Worse for Obama, some of his former associates – Rev. Wright in particular – are using their newfound notoriety to advance the scope of their influence and their coffers. It doesn’t matter to them if Obama equivocated when he threw them under the bus. They are out for themselves, as they always were, and if Obama has no more use for them, well …
Now that Hillary Clinton is “back in the race,” as the pressure mounts, the question appears to be one of how to keep Obama’s foot out of his mouth, nevermind the zombified skeletons that insist upon lurching out of his closet. His insult to middle America with the “guns and religion” comment was followed up with two more verbal faux pas: The first, his equivocal apology, and second, his response to Hillary Clinton’s accusations of elitism. Obama maintained that he couldn’t be an elitist since he was raised by a single mother on food stamps. Certainly Americans have seen enough examples of “rags-to-riches-to-disconnected elite” to prove the gross fallacy of that statement.

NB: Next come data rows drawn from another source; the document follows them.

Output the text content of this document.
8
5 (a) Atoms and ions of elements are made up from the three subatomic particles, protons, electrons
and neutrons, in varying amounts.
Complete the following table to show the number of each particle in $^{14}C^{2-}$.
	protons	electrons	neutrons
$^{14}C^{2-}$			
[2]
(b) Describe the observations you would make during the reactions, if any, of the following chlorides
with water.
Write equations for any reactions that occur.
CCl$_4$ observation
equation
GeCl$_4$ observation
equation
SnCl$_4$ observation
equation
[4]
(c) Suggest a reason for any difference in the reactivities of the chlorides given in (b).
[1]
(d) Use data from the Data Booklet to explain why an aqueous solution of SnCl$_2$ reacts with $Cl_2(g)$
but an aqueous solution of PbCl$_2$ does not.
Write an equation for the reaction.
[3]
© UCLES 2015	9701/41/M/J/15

Under stress, Obama cannot seem to avoid insulting Americans’ intelligence. This is, of course, a trait of the far left: They honestly believe that most of us are dense.
Sen. Obama ought not to count on amelioration of that stress or pressure. With the last primaries coming up and the necessity for the presumptive Republican nominee, John McCain, to begin taking shots, it’s only going to get worse.